Sylvain Lhuissier est actuellement chargé de mission auprès de l'Agence du travail d'intérêt général et de l'insertion professionnelle au sein du ministère français de la Justice. En 2014, il a cofondé l'association Chantiers-Passerelles pour développer des alternatives à la prison et changer le regard des citoyens sur la justice et la peine. C'est donc un homme de terrain qui nous livre ici son analyse.

L'auteur introduit le sujet dans un premier chapitre où il démontre quelques lieux communs tels que « la prison, c'est le Club Med ») et où il rappelle que, en France, 42 % des prisonniers ne sont pas des condamnés mais des personnes en détention provisoire et que seuls 1,5 % des condamnés sont des criminels (« Cessons de construire tout notre système carcéral sur 1,5 % des cas. »).

Il pose ensuite les questions centrales dans les deux chapitres suivants, qui sont intitulés « La prison: efficace ou dangereuse ? » et « À quoi sert vraiment la prison ? ». Il y attire l'attention sur tous ceux qui sortent de prison diminués, tant sur le plan psychologique que sur le plan physique (« Des années après leur libération, certains attendent toujours qu'on ouvre la porte de leur chambre pour en sortir ou celle d'un magasin pour y entrer. D'autres, trop habitués à vivre avec un champ de vision de 10 mètres maximum, ont développé une phobie des grands espaces. »). Pour ceux-là, la prison est plus une école de dépendance qu'une école d'autonomie. Il fait ensuite remarquer que la prison n'est pas un moyen efficace de dissuasion et il remet en question la prison comme moyen de mettre les délinquants hors d'état de nuire. À l'homme de la rue qui se réjouit de voir un délinquant emprisonné, il rappelle au même moment, un autre délinquant en sort, que la prison n'aura probablement pas rendu meilleur. Certes, il admet que la prison peut être un moyen de mettre un délinquant hors d'état de nuire, mais cette situation doit être temporaire et accompagnée d'actions visant à éviter la récidive.
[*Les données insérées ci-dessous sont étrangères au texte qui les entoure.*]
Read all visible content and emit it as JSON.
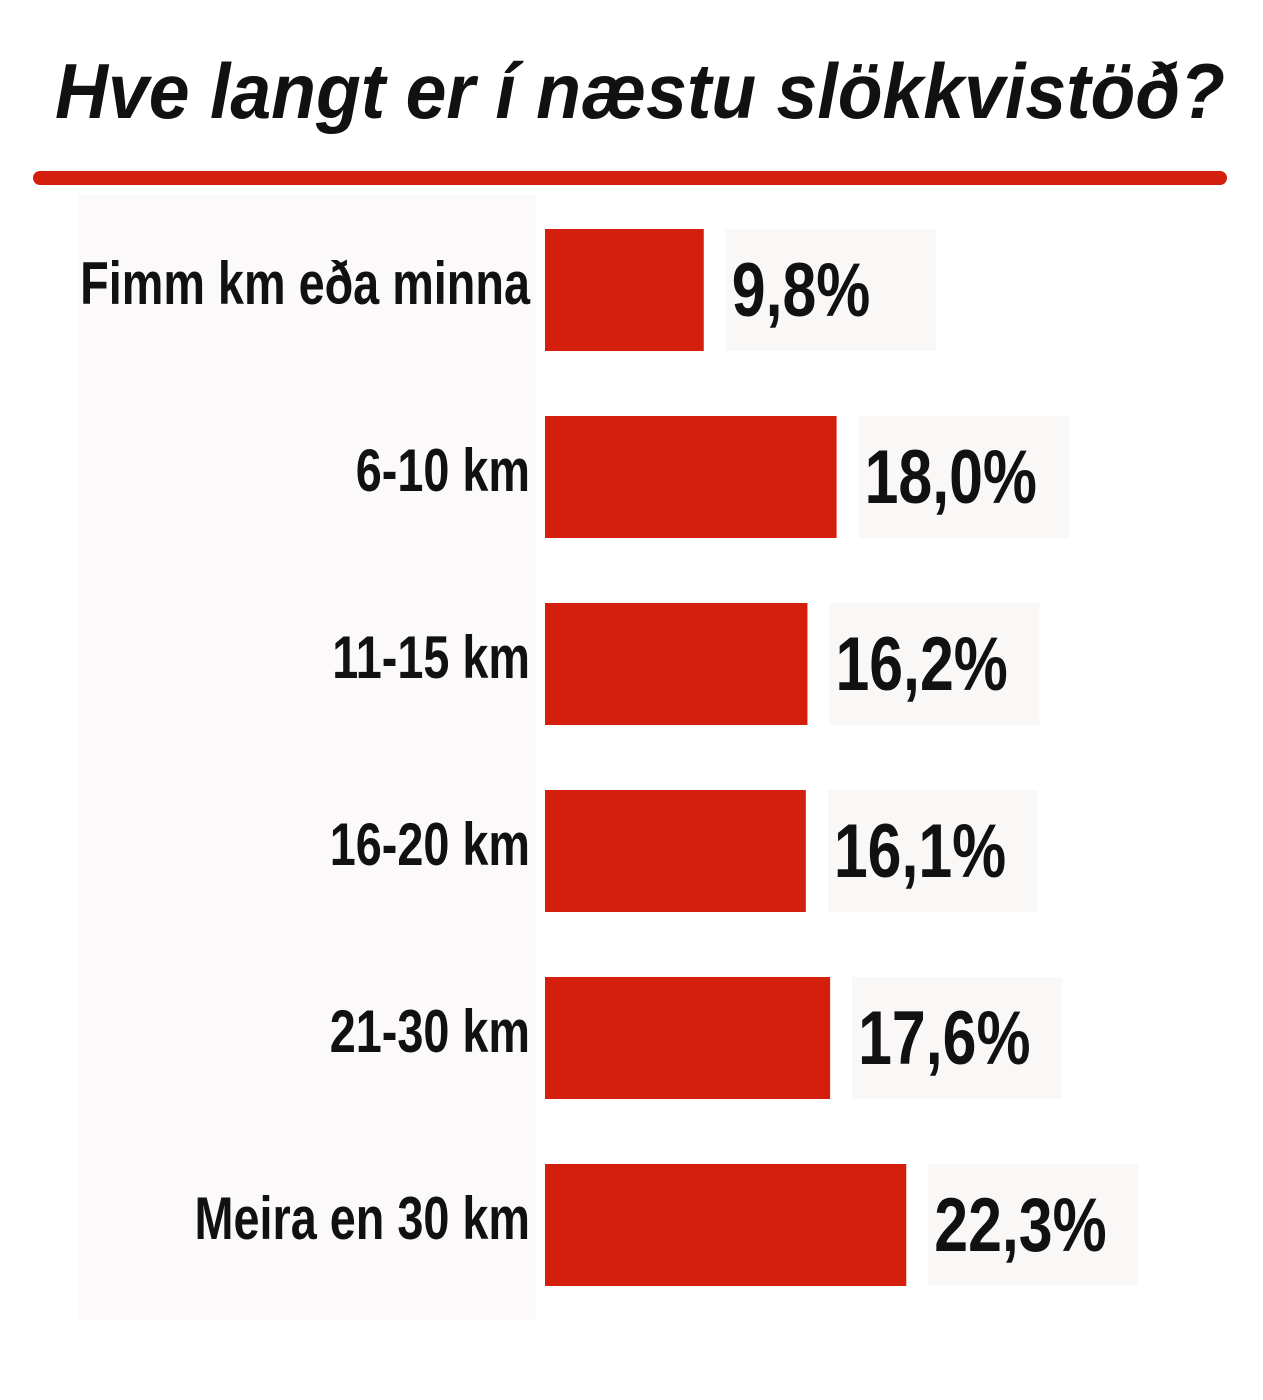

L'auteur termine son analyse en proposant des peines alternatives telles que le travail d'intérêt général. Il insiste sur la mise en place de parcours de sortie de la délinquance, parcours qui, si je comprends bien, est actuellement quasi inexistant (« Autre preuve que l'insertion est en réalité une mission très secondaire: l'absence totale d'évaluation. le ministère de la Justice ne dispose d'aucune statistique sur les parcours d'insertion des personnes après la peine. »).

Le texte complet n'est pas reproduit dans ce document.